There are several ways to make a contribution to a charity. Over this article, and the next post, we’ll discuss the four most common ways to include charities or other organizations as beneficiaries in your estate plan; you will benefit from tax relief, and they will put your gift to good use. The first two options to discuss are:

A charitable bequest is a simple, fairly straightforward provision made in your will that allocates cash or other valuables to a charity upon your death. Perhaps you are donating a car to the Red Cross, or a lump sum of $10,000 to the local animal shelter. These can be spelled out in your will (with the help of your attorney) or trust documents. There are no limits or maximums to the amount that can be donated, and the donations do serve to reduce the size of your estate, limiting the tax liability. You can make the gift an “absolute”—such as, “I would like to donate $10,000 to the American Cancer Society”, or a percentage of your estate: “I would like to donate 10% of my total estate to the Humane Society”.

Donor-advised funds are another option; here, you make an initial contribution (typically at least $10,000-25,000) to a fund, and then can control how the money is allocated through grants or contributions to charities or organizations of your choice. Again, there are management fees involved, but the tax benefits may outweigh those fees. A number of the larger fund companies have options for such donor-advised funds, and if this of interest to you, consult your advisor.

Prior to making a contribution to any charity, it is a good idea to investigate their efficiency and expense ratios; your advisor can help you with that, or there are several good websites that rate how effectively groups of any size spend their money.

Charitable giving as part of an estate plan is a nice thing to do—oftentimes, with a silver lining of tax benefits. Consult your advisor for more information.

January 6, 2010

Taking Stock in the New Year

2010 is here and if you ask around, many say it’s come none to soon! 2009 was a difficult year for a lot of folks, in Missouri and across the US, with a troublesome economy, and lots of questions about where our country was headed.

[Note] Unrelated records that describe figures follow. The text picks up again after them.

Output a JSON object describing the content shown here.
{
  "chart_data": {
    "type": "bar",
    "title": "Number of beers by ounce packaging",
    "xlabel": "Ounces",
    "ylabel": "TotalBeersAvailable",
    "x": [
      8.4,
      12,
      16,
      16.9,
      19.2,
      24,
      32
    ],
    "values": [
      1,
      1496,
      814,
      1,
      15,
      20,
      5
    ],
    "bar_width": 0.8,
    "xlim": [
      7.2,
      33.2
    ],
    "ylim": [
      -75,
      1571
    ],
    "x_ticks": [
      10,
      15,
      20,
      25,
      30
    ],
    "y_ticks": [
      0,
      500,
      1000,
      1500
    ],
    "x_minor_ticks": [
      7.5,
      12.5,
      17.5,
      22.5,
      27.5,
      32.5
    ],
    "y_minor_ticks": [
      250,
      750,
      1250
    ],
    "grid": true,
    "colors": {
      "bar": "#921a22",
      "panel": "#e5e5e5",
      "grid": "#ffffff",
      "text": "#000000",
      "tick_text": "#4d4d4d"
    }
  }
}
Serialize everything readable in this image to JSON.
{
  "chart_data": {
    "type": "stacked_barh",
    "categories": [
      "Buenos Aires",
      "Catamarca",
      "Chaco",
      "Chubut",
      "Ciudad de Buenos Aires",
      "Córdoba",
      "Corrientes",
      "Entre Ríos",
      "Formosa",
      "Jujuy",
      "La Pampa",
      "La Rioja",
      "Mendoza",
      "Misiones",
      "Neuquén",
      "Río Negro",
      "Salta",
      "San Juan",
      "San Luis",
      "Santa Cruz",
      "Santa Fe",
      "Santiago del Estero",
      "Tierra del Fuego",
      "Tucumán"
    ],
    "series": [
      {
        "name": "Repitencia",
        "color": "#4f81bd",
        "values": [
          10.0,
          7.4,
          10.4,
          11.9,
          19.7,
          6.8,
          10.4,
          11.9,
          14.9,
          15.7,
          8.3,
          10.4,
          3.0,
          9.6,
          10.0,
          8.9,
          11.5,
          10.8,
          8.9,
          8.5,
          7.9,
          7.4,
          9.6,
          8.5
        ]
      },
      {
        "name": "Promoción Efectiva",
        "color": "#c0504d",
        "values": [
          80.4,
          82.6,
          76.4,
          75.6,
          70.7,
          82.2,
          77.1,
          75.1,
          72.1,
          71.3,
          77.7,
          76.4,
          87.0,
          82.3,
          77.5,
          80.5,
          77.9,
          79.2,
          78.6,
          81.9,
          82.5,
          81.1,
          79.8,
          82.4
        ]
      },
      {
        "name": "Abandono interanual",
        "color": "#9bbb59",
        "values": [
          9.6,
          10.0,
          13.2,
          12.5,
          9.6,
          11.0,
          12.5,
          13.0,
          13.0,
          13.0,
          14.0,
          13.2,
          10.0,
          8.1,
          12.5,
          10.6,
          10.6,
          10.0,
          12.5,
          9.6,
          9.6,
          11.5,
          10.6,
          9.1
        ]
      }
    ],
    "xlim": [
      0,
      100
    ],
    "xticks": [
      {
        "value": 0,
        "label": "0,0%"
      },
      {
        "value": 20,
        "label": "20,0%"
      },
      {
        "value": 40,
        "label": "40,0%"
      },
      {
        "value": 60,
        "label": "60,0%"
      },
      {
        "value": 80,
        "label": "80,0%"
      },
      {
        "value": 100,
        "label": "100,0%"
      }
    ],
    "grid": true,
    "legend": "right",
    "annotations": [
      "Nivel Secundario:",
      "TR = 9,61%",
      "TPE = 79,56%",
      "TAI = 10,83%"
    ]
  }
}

So more than ever as we look ahead to the new year it is time for resolutions and making sure you are organized and ready to face the months and the year ahead—in your house, within your family, and always important: your finances.

As you set resolutions for the new year, think about your financial picture. If you have an advisor that you work with, schedule a meeting with him just to check in and make sure your investments are still tracking your goals. If you don’t have an estate plan established, with a will and documents covering powers of attorney, you should do so. Maybe you have a resolution to be a better saver; see if you can set up some automatic withdrawal plans so that a portion of your paycheck goes into a savings account, or into a investment fund or an IRA, automatically.

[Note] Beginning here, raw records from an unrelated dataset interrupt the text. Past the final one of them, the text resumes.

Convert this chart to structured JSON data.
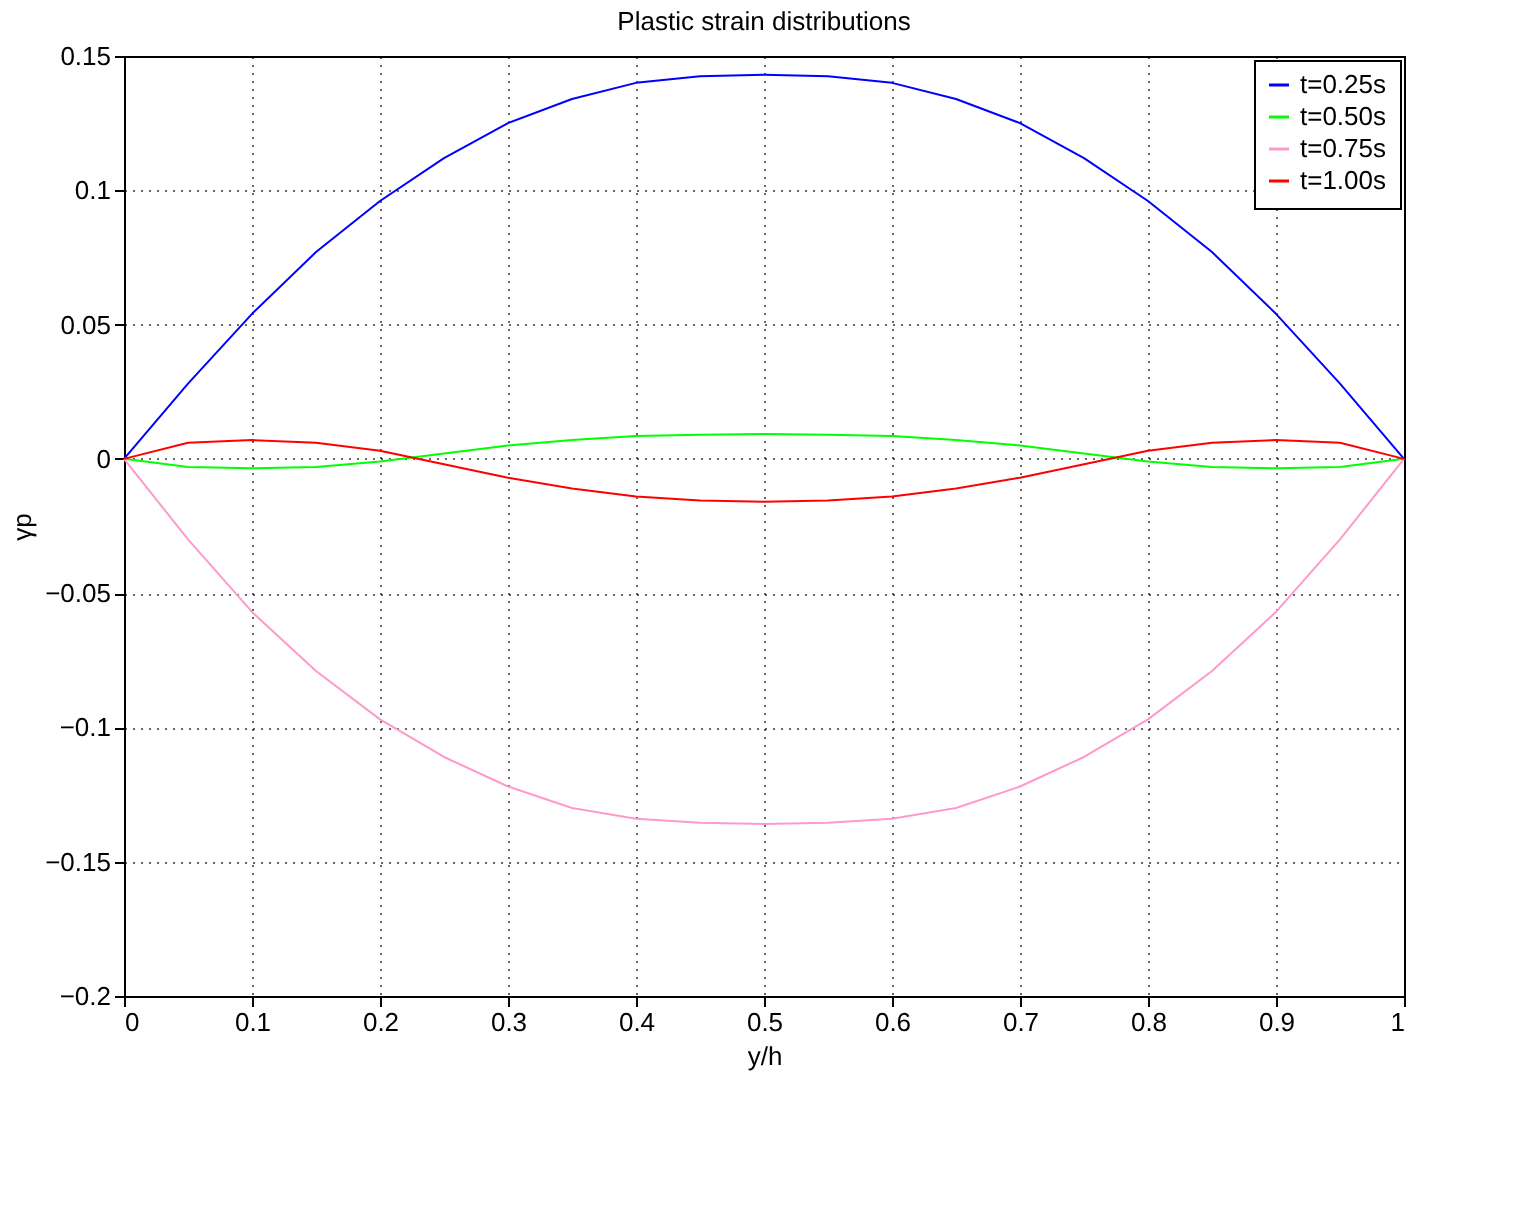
{
  "chart_data": {
    "type": "line",
    "title": "Plastic strain distributions",
    "xlabel": "y/h",
    "ylabel": "γp",
    "x": [
      0,
      0.05,
      0.1,
      0.15,
      0.2,
      0.25,
      0.3,
      0.35,
      0.4,
      0.45,
      0.5,
      0.55,
      0.6,
      0.65,
      0.7,
      0.75,
      0.8,
      0.85,
      0.9,
      0.95,
      1
    ],
    "series": [
      {
        "name": "t=0.25s",
        "color": "#0000ff",
        "values": [
          0,
          0.028,
          0.054,
          0.077,
          0.096,
          0.112,
          0.125,
          0.134,
          0.14,
          0.1425,
          0.143,
          0.1425,
          0.14,
          0.134,
          0.125,
          0.112,
          0.096,
          0.077,
          0.054,
          0.028,
          0
        ]
      },
      {
        "name": "t=0.50s",
        "color": "#00ff00",
        "values": [
          0,
          -0.003,
          -0.0035,
          -0.003,
          -0.001,
          0.002,
          0.005,
          0.007,
          0.0085,
          0.009,
          0.0093,
          0.009,
          0.0085,
          0.007,
          0.005,
          0.002,
          -0.001,
          -0.003,
          -0.0035,
          -0.003,
          0
        ]
      },
      {
        "name": "t=0.75s",
        "color": "#ff99cc",
        "values": [
          0,
          -0.03,
          -0.057,
          -0.079,
          -0.097,
          -0.111,
          -0.122,
          -0.13,
          -0.134,
          -0.1355,
          -0.136,
          -0.1355,
          -0.134,
          -0.13,
          -0.122,
          -0.111,
          -0.097,
          -0.079,
          -0.057,
          -0.03,
          0
        ]
      },
      {
        "name": "t=1.00s",
        "color": "#ff0000",
        "values": [
          0,
          0.006,
          0.007,
          0.006,
          0.003,
          -0.002,
          -0.007,
          -0.011,
          -0.014,
          -0.0155,
          -0.016,
          -0.0155,
          -0.014,
          -0.011,
          -0.007,
          -0.002,
          0.003,
          0.006,
          0.007,
          0.006,
          0
        ]
      }
    ],
    "xlim": [
      0,
      1
    ],
    "xticks": [
      0,
      0.1,
      0.2,
      0.3,
      0.4,
      0.5,
      0.6,
      0.7,
      0.8,
      0.9,
      1
    ],
    "ylim": [
      -0.2,
      0.15
    ],
    "yticks": [
      -0.2,
      -0.15,
      -0.1,
      -0.05,
      0,
      0.05,
      0.1,
      0.15
    ],
    "grid": true,
    "legend": "top right",
    "marker": "none",
    "line_style": "solid"
  }
}
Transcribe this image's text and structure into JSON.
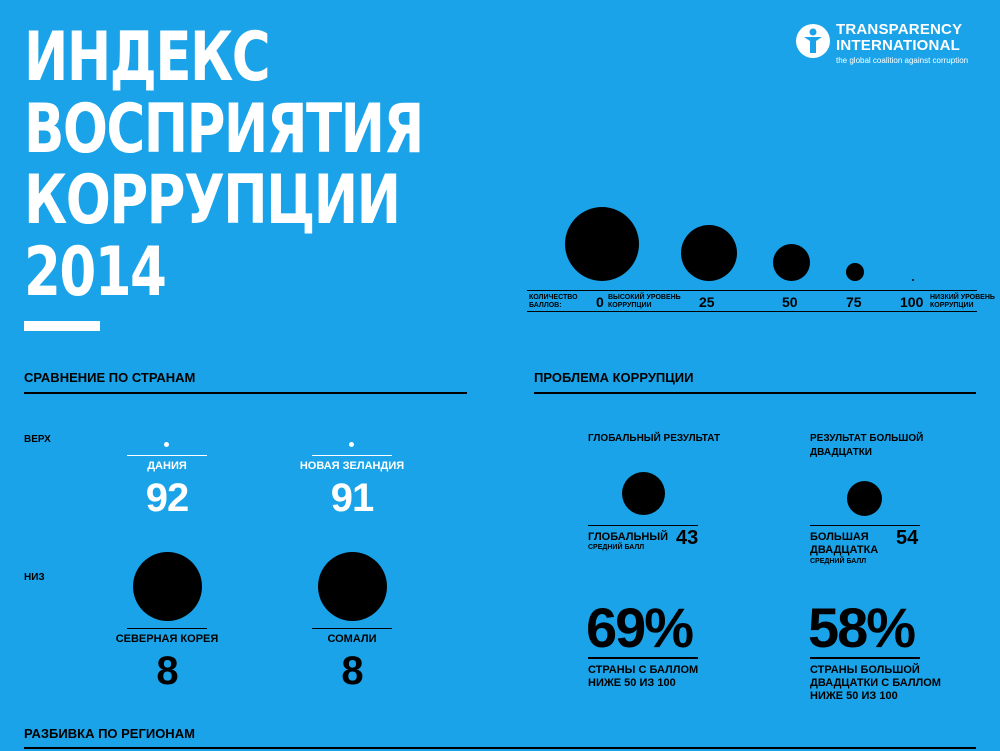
{
  "title": {
    "line1": "ИНДЕКС",
    "line2": "ВОСПРИЯТИЯ",
    "line3": "КОРРУПЦИИ",
    "year": "2014"
  },
  "logo": {
    "line1": "TRANSPARENCY",
    "line2": "INTERNATIONAL",
    "tagline": "the global coalition against corruption"
  },
  "scale": {
    "label_line1": "КОЛИЧЕСТВО",
    "label_line2": "БАЛЛОВ:",
    "high_line1": "ВЫСОКИЙ УРОВЕНЬ",
    "high_line2": "КОРРУПЦИИ",
    "low_line1": "НИЗКИЙ УРОВЕНЬ",
    "low_line2": "КОРРУПЦИИ",
    "points": [
      "0",
      "25",
      "50",
      "75",
      "100"
    ]
  },
  "comparison": {
    "heading": "СРАВНЕНИЕ ПО СТРАНАМ",
    "top_label": "ВЕРХ",
    "bottom_label": "НИЗ",
    "top": [
      {
        "name": "ДАНИЯ",
        "score": "92"
      },
      {
        "name": "НОВАЯ ЗЕЛАНДИЯ",
        "score": "91"
      }
    ],
    "bottom": [
      {
        "name": "СЕВЕРНАЯ КОРЕЯ",
        "score": "8"
      },
      {
        "name": "СОМАЛИ",
        "score": "8"
      }
    ]
  },
  "problem": {
    "heading": "ПРОБЛЕМА КОРРУПЦИИ",
    "global_title": "ГЛОБАЛЬНЫЙ РЕЗУЛЬТАТ",
    "g20_title_line1": "РЕЗУЛЬТАТ БОЛЬШОЙ",
    "g20_title_line2": "ДВАДЦАТКИ",
    "global_label": "ГЛОБАЛЬНЫЙ",
    "global_sub": "СРЕДНИЙ БАЛЛ",
    "global_value": "43",
    "g20_label_line1": "БОЛЬШАЯ",
    "g20_label_line2": "ДВАДЦАТКА",
    "g20_sub": "СРЕДНИЙ БАЛЛ",
    "g20_value": "54",
    "global_pct": "69%",
    "global_pct_line1": "СТРАНЫ С БАЛЛОМ",
    "global_pct_line2": "НИЖЕ 50 ИЗ 100",
    "g20_pct": "58%",
    "g20_pct_line1": "СТРАНЫ БОЛЬШОЙ",
    "g20_pct_line2": "ДВАДЦАТКИ С БАЛЛОМ",
    "g20_pct_line3": "НИЖЕ 50 ИЗ 100"
  },
  "regions": {
    "heading": "РАЗБИВКА ПО РЕГИОНАМ"
  },
  "colors": {
    "background": "#1aa3e8",
    "text_dark": "#000000",
    "text_light": "#ffffff"
  }
}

It’s a great time to review levels of coverage, as well, for your life insurance policies—whether they are term life, variable life, or if you have several policies (as part of an employer’s benefit package and on your own, for example). Discuss with your advisor what your needs are, for your life insurance policy (an investment vehicle, to cover your spouse and/or children in the event of your passing, etc)—and be sure that together you agree that your children or spouse are covered at the appropriate level; an advisor can help you run scenarios on what college expenses or the like might be. Be sure that you are not “over-covered”—this is less common than being “under-covered”, but if you have too much life insurance, together you and your advisor may determine that your money could be better invested (tax wise and “potential for growth” wise) elsewhere.

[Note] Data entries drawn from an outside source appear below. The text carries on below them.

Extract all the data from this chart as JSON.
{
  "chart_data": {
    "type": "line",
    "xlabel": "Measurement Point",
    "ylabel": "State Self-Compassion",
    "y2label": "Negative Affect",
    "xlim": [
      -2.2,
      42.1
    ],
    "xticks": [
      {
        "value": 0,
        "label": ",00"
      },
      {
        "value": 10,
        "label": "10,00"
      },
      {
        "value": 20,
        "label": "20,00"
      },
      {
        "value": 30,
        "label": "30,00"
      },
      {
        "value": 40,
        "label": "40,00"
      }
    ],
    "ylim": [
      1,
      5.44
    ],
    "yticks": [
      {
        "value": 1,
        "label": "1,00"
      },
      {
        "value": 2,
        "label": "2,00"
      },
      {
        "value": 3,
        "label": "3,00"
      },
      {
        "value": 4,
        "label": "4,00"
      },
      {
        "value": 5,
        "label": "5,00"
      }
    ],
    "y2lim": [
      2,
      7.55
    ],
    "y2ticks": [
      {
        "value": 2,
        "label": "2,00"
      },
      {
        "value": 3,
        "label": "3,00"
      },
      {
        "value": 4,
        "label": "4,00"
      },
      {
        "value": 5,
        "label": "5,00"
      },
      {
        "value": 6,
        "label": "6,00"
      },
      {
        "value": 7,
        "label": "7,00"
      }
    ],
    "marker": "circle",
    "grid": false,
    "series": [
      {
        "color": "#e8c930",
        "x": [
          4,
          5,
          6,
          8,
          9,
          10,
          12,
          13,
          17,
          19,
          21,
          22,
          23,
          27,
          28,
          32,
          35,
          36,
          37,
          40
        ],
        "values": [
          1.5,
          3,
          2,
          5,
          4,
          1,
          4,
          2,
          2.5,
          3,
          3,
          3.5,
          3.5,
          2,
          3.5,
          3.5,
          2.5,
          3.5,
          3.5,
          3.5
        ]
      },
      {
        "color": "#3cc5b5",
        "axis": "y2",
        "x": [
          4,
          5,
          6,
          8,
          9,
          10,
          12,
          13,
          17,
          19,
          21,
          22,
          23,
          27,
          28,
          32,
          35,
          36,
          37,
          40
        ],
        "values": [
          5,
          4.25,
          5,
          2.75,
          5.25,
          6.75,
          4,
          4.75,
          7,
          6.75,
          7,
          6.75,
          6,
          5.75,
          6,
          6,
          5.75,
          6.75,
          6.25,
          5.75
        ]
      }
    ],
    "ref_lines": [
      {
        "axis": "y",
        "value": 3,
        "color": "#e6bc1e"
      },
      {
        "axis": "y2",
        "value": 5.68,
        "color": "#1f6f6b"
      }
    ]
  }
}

And, it may be a wise time to ask your insurance provider if there is anything you can do to make your policy more cost-effective (changing deductibles, etc) for a homeowner’s or a health insurance policy.

The big picture: as you set resolutions and make a plan for goals for the year, don’t neglect your financial picture. A conversation with your advisor or some simple steps put in place now can have an impact on your entire year, so don’t delay!